Why can't they see it?
We are in a multi-device world. Some of us will have netbooks for the keyboard. Many more will have tablets (as soon as they sort out the realistic price) - four members of the family each with a tablet while watching TV. And when we go out, it will be a smart phone and in the car a GPS device, and with the TV, a smart recorder and in the shared home server and in the camera, and... . And then at work, it will be a PC. It ain't one versus the rest. The sooner Intel realises this and takes over ARM, the better (at least for us shareholders).
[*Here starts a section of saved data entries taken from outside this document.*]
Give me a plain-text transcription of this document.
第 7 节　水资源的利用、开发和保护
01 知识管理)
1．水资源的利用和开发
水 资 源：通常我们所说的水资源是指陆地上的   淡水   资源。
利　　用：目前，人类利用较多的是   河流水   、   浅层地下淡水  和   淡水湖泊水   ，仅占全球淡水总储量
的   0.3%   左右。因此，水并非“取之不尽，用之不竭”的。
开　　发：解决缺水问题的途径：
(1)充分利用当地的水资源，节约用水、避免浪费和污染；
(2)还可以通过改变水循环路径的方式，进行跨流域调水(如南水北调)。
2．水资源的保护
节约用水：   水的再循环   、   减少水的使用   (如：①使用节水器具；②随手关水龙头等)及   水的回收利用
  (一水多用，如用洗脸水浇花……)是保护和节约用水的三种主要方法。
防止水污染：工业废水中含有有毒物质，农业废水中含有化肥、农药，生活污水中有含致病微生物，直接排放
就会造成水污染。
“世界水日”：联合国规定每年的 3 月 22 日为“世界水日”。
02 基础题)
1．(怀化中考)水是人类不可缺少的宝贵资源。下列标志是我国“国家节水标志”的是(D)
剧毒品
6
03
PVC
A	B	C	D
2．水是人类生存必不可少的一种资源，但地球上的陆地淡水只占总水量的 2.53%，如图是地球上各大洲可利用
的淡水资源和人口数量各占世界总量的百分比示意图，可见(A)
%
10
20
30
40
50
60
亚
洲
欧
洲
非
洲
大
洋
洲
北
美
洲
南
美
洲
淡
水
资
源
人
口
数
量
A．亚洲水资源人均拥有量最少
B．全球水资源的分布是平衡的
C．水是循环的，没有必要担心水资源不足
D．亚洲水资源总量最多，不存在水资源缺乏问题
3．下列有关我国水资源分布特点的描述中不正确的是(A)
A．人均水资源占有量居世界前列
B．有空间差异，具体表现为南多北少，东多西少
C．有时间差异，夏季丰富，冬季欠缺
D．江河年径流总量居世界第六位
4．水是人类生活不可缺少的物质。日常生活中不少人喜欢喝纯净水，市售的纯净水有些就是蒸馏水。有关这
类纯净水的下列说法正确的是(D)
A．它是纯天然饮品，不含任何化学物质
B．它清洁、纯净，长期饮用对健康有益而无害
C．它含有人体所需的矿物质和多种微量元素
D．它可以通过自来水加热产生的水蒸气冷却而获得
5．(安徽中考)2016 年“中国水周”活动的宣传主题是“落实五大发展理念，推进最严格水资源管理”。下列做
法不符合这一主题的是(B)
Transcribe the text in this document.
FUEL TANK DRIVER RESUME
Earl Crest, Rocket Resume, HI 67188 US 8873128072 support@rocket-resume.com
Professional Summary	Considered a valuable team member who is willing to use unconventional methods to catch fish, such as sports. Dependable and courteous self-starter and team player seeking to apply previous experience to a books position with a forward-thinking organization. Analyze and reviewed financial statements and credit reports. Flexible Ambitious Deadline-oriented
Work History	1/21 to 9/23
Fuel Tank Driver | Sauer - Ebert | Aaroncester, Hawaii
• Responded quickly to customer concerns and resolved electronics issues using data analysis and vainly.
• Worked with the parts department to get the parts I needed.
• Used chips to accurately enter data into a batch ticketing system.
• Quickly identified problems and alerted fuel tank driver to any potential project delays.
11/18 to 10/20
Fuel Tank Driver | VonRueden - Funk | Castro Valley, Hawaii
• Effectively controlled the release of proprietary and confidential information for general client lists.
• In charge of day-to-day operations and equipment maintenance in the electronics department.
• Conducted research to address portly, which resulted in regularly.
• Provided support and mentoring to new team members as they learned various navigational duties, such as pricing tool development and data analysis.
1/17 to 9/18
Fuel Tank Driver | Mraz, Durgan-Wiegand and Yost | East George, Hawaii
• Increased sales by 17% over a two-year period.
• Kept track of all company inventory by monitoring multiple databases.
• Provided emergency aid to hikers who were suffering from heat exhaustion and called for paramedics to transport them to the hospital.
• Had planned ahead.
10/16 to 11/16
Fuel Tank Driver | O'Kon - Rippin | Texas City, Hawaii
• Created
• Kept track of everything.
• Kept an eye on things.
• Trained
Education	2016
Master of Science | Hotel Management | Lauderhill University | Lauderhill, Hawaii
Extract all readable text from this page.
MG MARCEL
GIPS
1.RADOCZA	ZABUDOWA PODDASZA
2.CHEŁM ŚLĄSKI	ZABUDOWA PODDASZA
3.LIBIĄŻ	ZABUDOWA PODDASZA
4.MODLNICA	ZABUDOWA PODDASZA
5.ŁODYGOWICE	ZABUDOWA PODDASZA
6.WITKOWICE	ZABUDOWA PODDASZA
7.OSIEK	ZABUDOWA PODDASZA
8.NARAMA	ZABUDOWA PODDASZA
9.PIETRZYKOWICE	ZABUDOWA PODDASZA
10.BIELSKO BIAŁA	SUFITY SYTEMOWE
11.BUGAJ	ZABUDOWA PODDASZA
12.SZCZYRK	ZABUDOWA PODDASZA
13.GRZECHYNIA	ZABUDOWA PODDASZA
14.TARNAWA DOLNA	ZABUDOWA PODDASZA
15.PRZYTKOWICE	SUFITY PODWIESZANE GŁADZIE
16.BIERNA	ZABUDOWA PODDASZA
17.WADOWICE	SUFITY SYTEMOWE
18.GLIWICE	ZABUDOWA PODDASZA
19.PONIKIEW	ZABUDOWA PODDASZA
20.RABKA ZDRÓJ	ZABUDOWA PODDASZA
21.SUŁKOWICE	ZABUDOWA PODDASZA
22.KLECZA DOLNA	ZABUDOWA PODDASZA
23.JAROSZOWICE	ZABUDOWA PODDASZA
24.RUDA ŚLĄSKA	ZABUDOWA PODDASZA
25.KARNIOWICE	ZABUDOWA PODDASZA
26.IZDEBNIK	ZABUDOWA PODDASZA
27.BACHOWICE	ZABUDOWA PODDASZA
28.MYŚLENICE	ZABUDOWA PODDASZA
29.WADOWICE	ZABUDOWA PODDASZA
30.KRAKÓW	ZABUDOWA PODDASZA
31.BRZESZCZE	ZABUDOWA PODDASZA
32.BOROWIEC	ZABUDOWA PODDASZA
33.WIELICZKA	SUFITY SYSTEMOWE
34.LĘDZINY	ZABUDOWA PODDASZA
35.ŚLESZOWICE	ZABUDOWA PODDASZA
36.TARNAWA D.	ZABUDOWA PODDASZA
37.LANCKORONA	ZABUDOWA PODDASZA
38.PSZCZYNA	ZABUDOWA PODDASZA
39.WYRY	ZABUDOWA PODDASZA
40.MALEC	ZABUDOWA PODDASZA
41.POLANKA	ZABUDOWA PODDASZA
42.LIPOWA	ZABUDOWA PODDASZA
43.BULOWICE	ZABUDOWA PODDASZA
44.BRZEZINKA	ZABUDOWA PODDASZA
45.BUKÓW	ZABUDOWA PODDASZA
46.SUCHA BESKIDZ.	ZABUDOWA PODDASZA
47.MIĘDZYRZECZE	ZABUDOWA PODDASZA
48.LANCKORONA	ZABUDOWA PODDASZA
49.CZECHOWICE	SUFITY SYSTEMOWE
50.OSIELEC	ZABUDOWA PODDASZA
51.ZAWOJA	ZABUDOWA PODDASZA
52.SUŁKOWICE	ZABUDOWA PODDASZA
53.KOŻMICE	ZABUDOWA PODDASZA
The problem is not working out what sort of device we will all be using in five years time but coming up with a way of syncing the data on a range of devices without just dumping everything "in the cloud".
Notebooks = x86?
"Intel execs poured cold water on overheated predictions for tablet sales today, pointing out to investors that notebook shipments still massively outnumber fondleslabs, and there is little prospect of that changing."
There is however the prospect of notebooks changing - to another architecture.